Nanos, Mark D, editor. The Galatians Debate: Contemporary Issues in Rhetorical and Historical Interpretation - Book Review

Biblical Theology Bulletin, Fall, 2003 by Richard B. Cook

If history always comes to us refracted through the mind of the historian, then history is "made" by none other than the historian. History is not about what is over and done with but rather is about the present and its needs. This may help explain why the historian, in the guise of poet or prophet, often got into trouble back in the day.

And so, Barclay's caution is fine for Barclay--but not for J. Louis Martyn, who has contributed a 1985 essay, much supplemented in recent years, which has culminated in a commentary (GALATIANS, Doubleday 1997). In his commentary, Martyn has taken "mirror reading" about as far as it can be taken. He has created hypothetical "sermons," suggesting they are similar to those which must have been composed and delivered by Christian Jewish "teachers" who allegedly followed Paul into Galatia, and who, according to Martyn, wanted to supplement for the Galatian believers the misleading inadequacies they perceived in Paul. Barclay, not surprisingly, found fault (p. 378) with this approach even before Martyn used it to full effect. One of Martyn's inventions, reproduced (pp. 358-61) in THE GALATIANS DEBATE, demonstrates that the past can be as unpredictable as the future.

These essays (some more than thirty years old, almost all collected from scholarly publications) are inventive and diverse treatments gathered under three headings: Pauline Rhetoric, Pauline Autobiography, and The Situation in Galatia. Some conclusions are plausible. Some not. No doubt, future scholars will chase down several of these proposals with the instincts of a beagle.

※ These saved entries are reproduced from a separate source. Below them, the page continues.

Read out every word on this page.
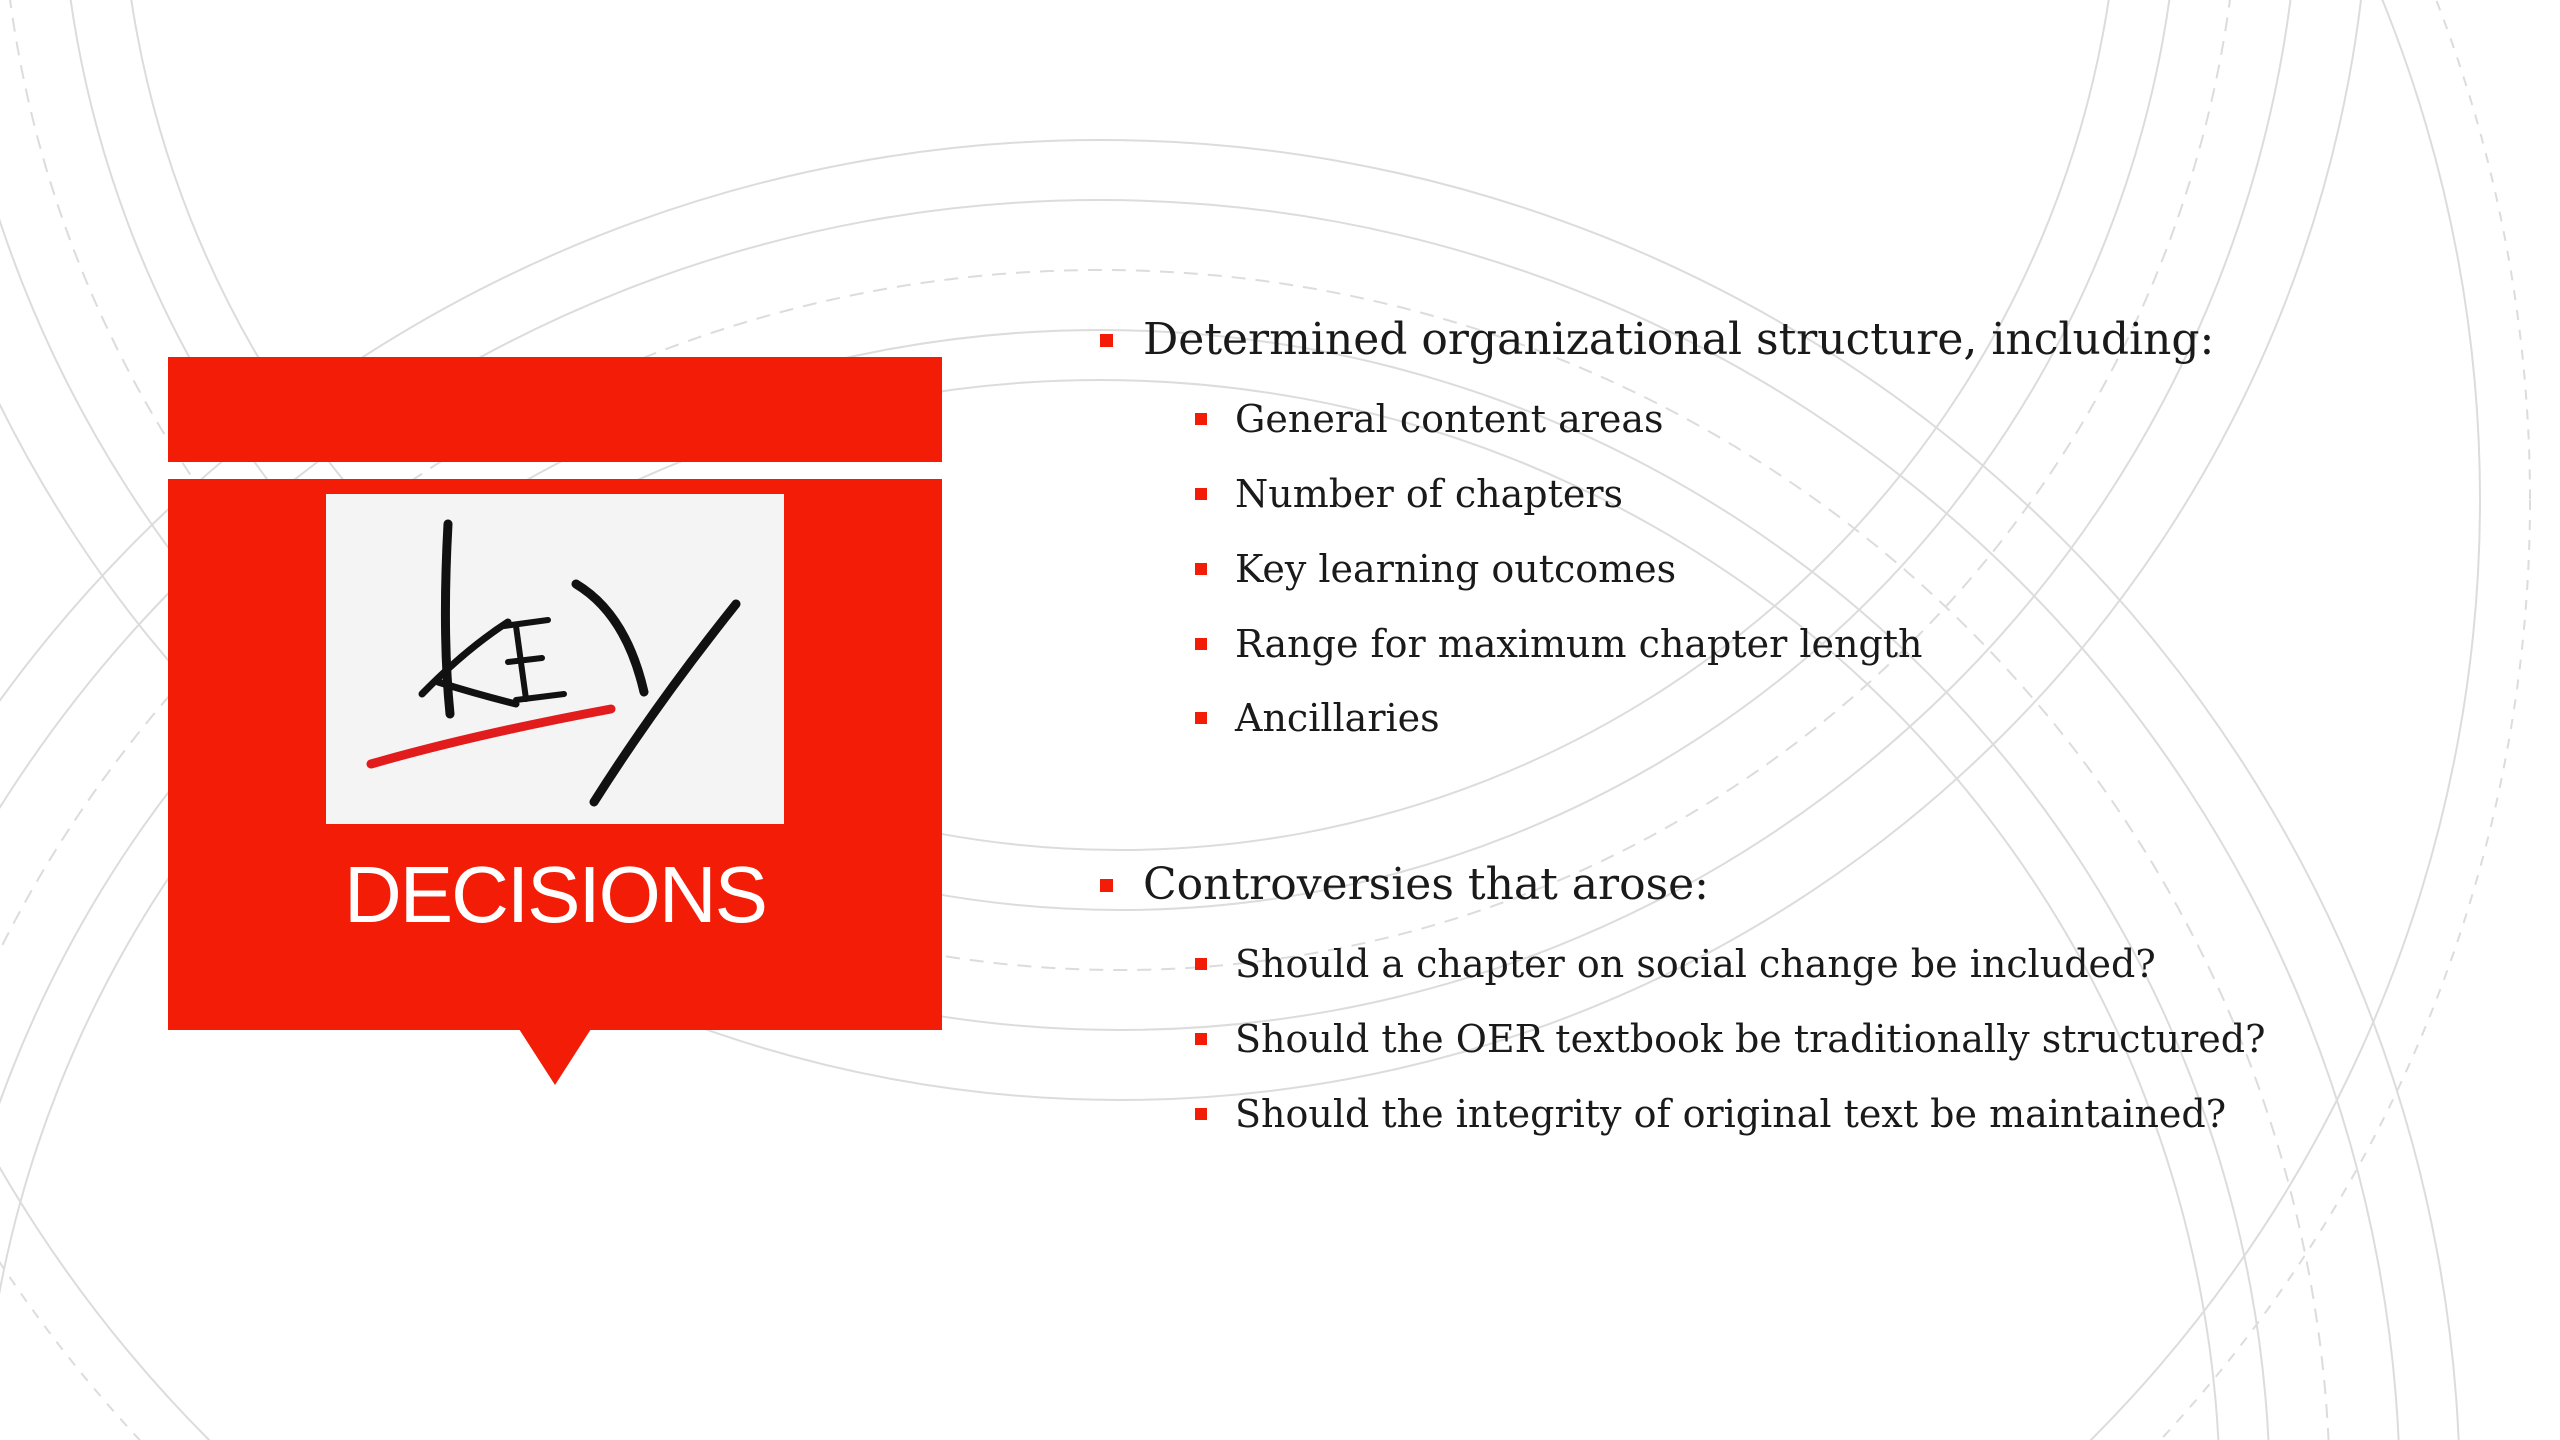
DECISIONS
Determined organizational structure, including:
General content areas
Number of chapters
Key learning outcomes
Range for maximum chapter length
Ancillaries
Controversies that arose:
Should a chapter on social change be included?
Should the OER textbook be traditionally structured?
Should the integrity of original text be maintained?
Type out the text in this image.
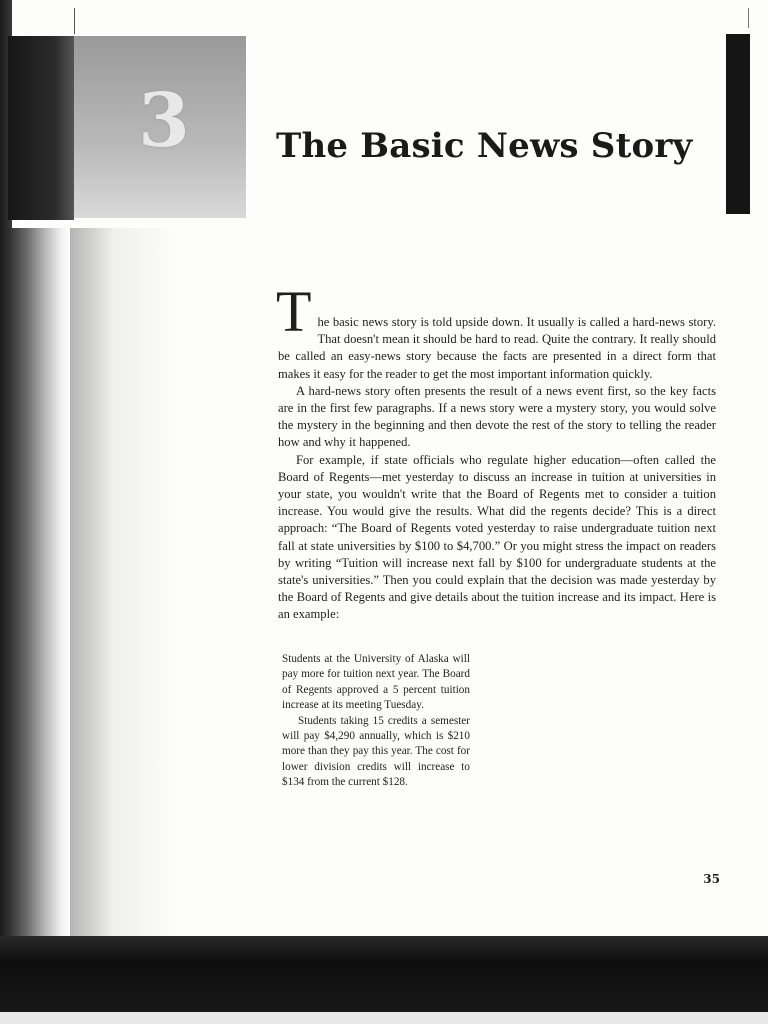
3	The Basic News Story

T he basic news story is told upside down. It usually is called a hard-news story. That doesn't mean it should be hard to read. Quite the contrary. It really should be called an easy-news story because the facts are presented in a direct form that makes it easy for the reader to get the most important information quickly.

A hard-news story often presents the result of a news event first, so the key facts are in the first few paragraphs. If a news story were a mystery story, you would solve the mystery in the beginning and then devote the rest of the story to telling the reader how and why it happened.

For example, if state officials who regulate higher education—often called the Board of Regents—met yesterday to discuss an increase in tuition at universities in your state, you wouldn't write that the Board of Regents met to consider a tuition increase. You would give the results. What did the regents decide? This is a direct approach: “The Board of Regents voted yesterday to raise undergraduate tuition next fall at state universities by $100 to $4,700.” Or you might stress the impact on readers by writing “Tuition will increase next fall by $100 for undergraduate students at the state's universities.” Then you could explain that the decision was made yesterday by the Board of Regents and give details about the tuition increase and its impact. Here is an example:

Students at the University of Alaska will pay more for tuition next year. The Board of Regents approved a 5 percent tuition increase at its meeting Tuesday.

Students taking 15 credits a semester will pay $4,290 annually, which is $210 more than they pay this year. The cost for lower division credits will increase to $134 from the current $128.

35
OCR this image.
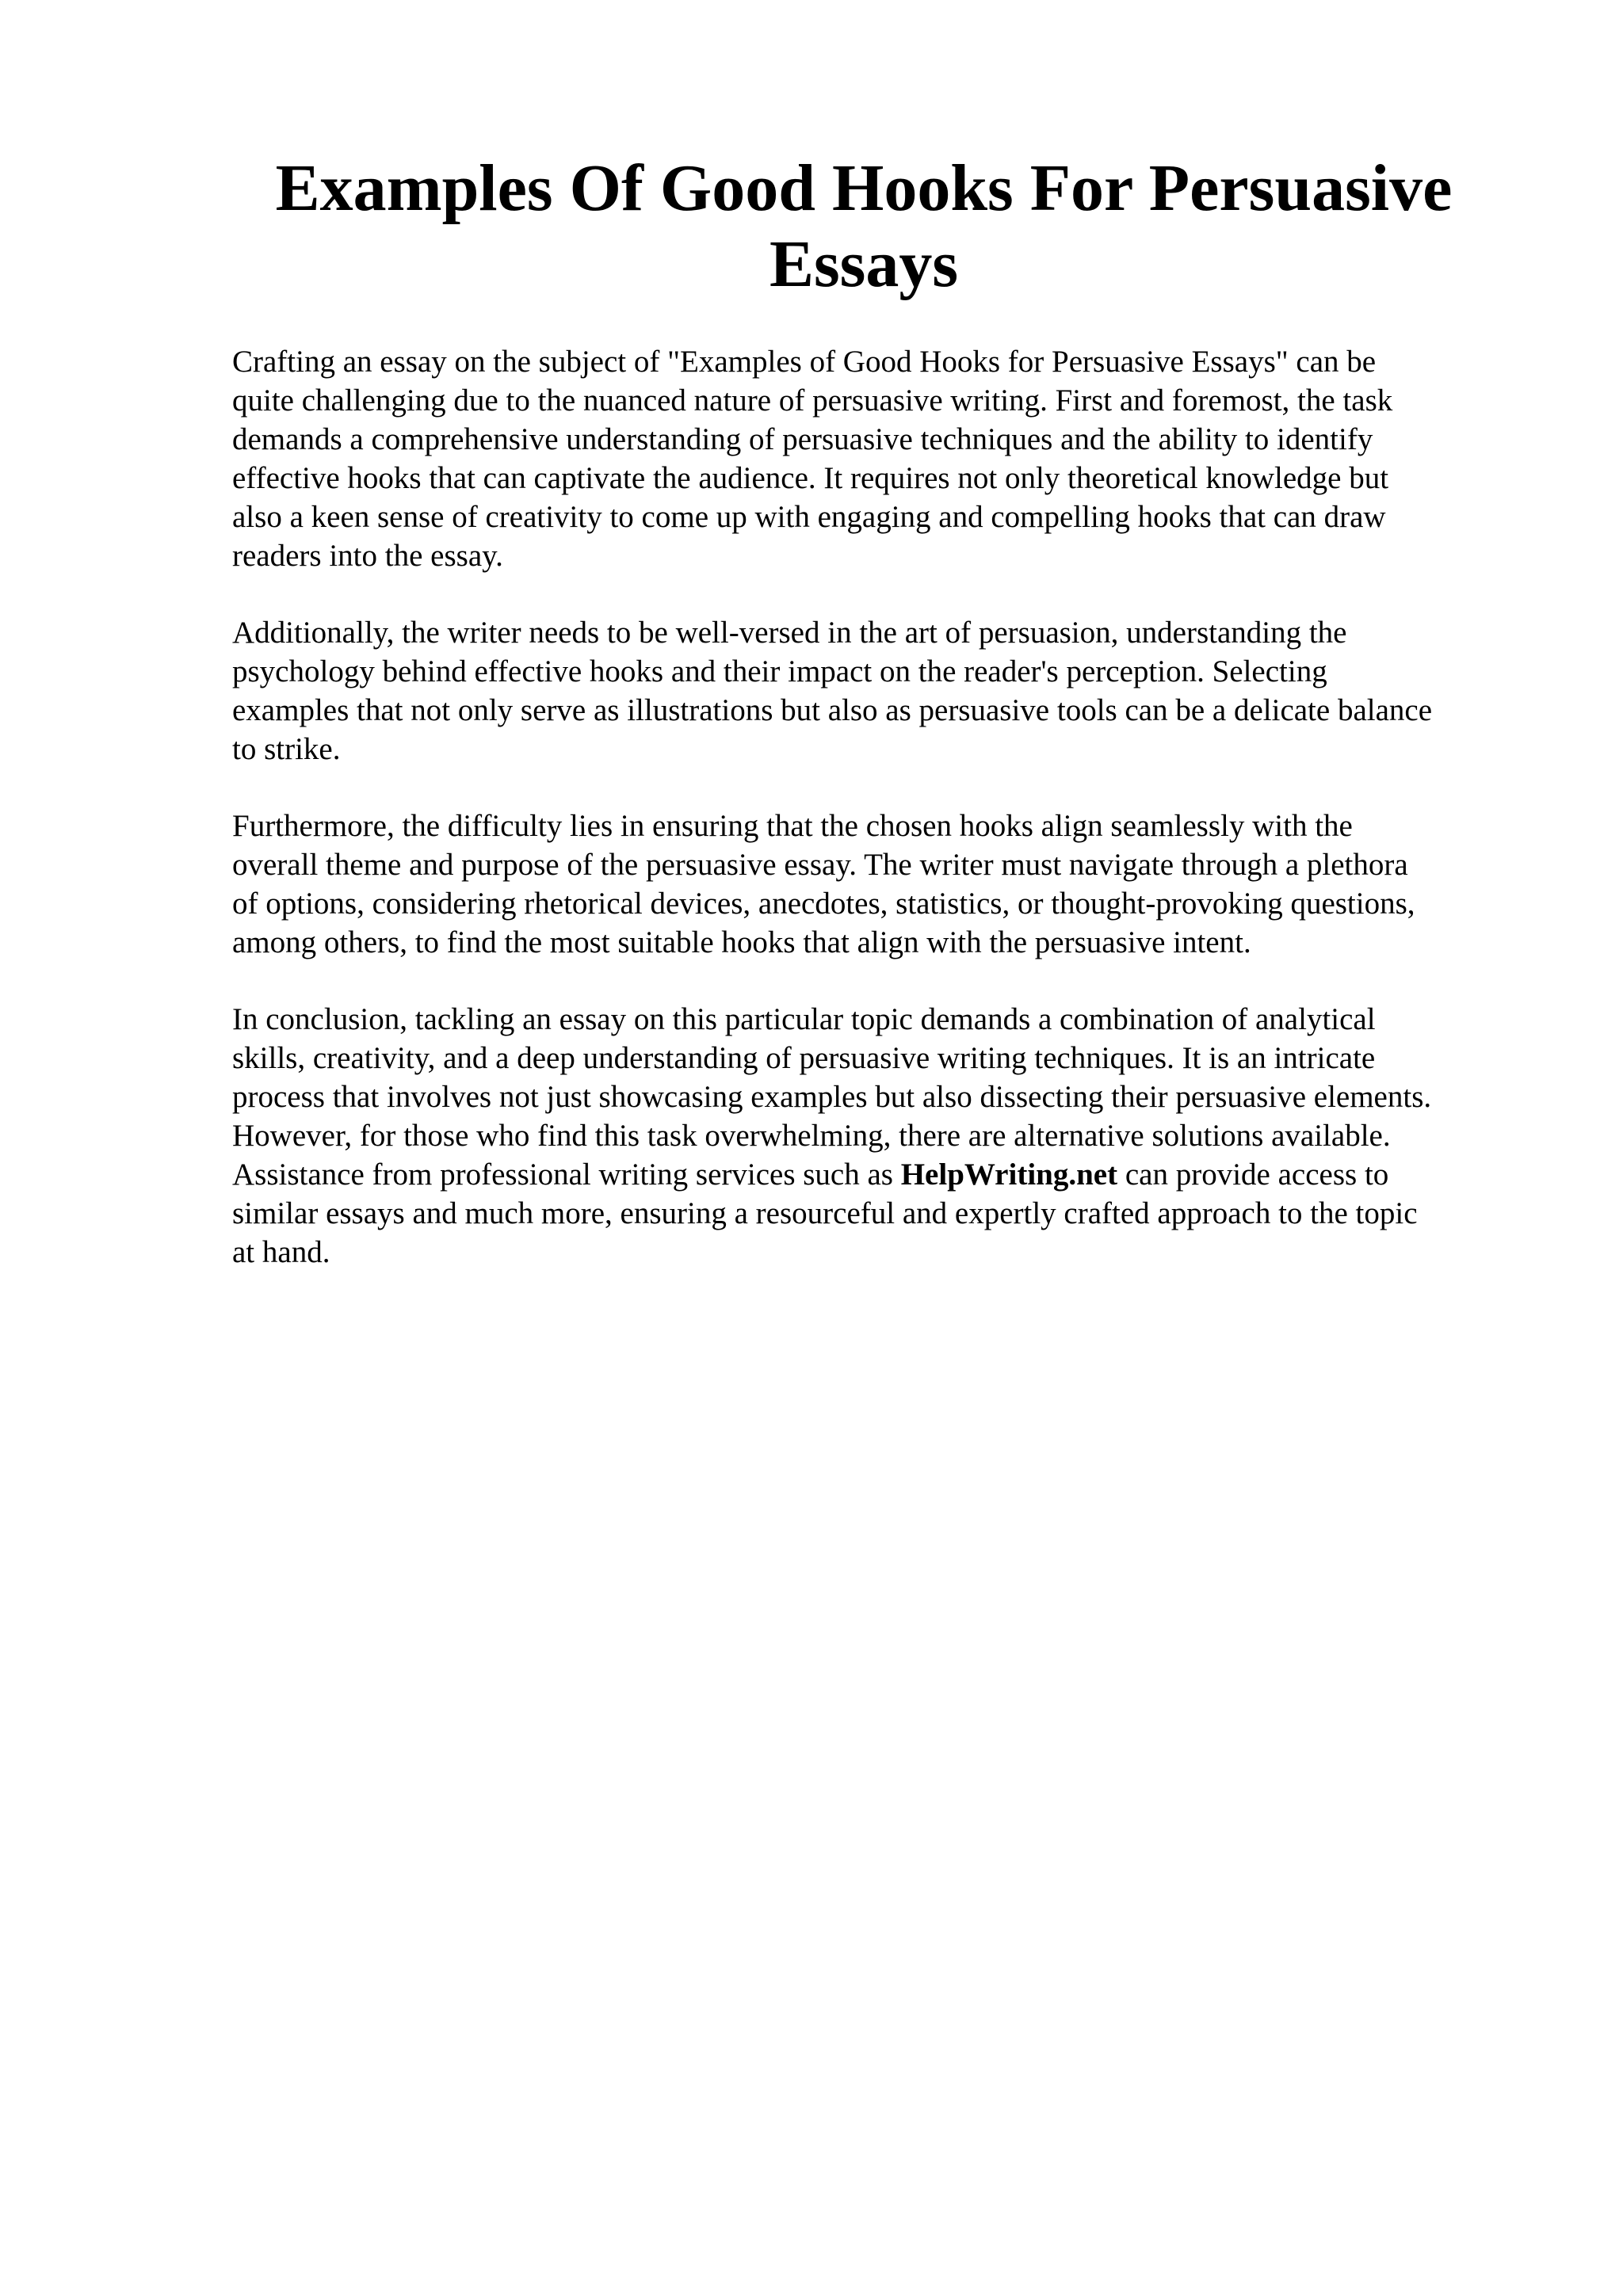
Examples Of Good Hooks For Persuasive
Essays

Crafting an essay on the subject of "Examples of Good Hooks for Persuasive Essays" can be
quite challenging due to the nuanced nature of persuasive writing. First and foremost, the task
demands a comprehensive understanding of persuasive techniques and the ability to identify
effective hooks that can captivate the audience. It requires not only theoretical knowledge but
also a keen sense of creativity to come up with engaging and compelling hooks that can draw
readers into the essay.

Additionally, the writer needs to be well-versed in the art of persuasion, understanding the
psychology behind effective hooks and their impact on the reader's perception. Selecting
examples that not only serve as illustrations but also as persuasive tools can be a delicate balance
to strike.

Furthermore, the difficulty lies in ensuring that the chosen hooks align seamlessly with the
overall theme and purpose of the persuasive essay. The writer must navigate through a plethora
of options, considering rhetorical devices, anecdotes, statistics, or thought-provoking questions,
among others, to find the most suitable hooks that align with the persuasive intent.

In conclusion, tackling an essay on this particular topic demands a combination of analytical
skills, creativity, and a deep understanding of persuasive writing techniques. It is an intricate
process that involves not just showcasing examples but also dissecting their persuasive elements.
However, for those who find this task overwhelming, there are alternative solutions available.
Assistance from professional writing services such as HelpWriting.net can provide access to
similar essays and much more, ensuring a resourceful and expertly crafted approach to the topic
at hand.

Until then, you will have to read the arguments and judge for yourself. Is Paul in Galatia confronting concrete charges concerning his apostolate ? Not so, according to Johan S. Vos (p. 180). Is it the case that for Paul "justification through faith" and "covenantal nomism" were "in direct antithesis to each other," as James D. G. Dunn suggests (p. 234)? Do you think "from its inception, the Christian movement admitted Gentiles without demanding that they be circumcised and observe the law," as Paula Fredirksen asserts (p. 255)? Did Peter in Antioch "demand circumcision" of Gentiles as Philip F. Esler has concluded (p. 281)? Did Peter in Antioch engage in "obsequious behavior" when he "withdrew from these mixed meals" as Mark Nanos says (p. 317)? Or (door number three) was Peter in Antioch actually "passive-aggressive" ("compelling" the Gentile believers by withdrawing from them), as Fredriksen concludes (p. 258)? Is it probable that "Jewish Christians in Judea were stimulated by Zealotic pressures into a nomistic campaign among their fellow Christians," as Robert Jewett argues (p. 340), or was Paul contending in Galatia with a "Jewish countermission," as uncovered by Nikolaus Walter (p. 362)? Were Paul's opponents "very successful" in convincing the Galatians "to obey the Torah and adopt a Jewish way of life," as B. C. Lategan

maintains (p. 395)? Or (as Nanos would have it-p. 405) are the Galarians whom Paul addresses "members of Christ-believing sub-groups within larger Jewish communities" who see Paul as "a Torah-observant Jew"? Were there "circumcised people in Galatia who were advocating circumcision of Gentiles not for the purpose of keeping the law but for the purpose of avoiding persecution," as Dieter Mitternacht asserts (p. 409)?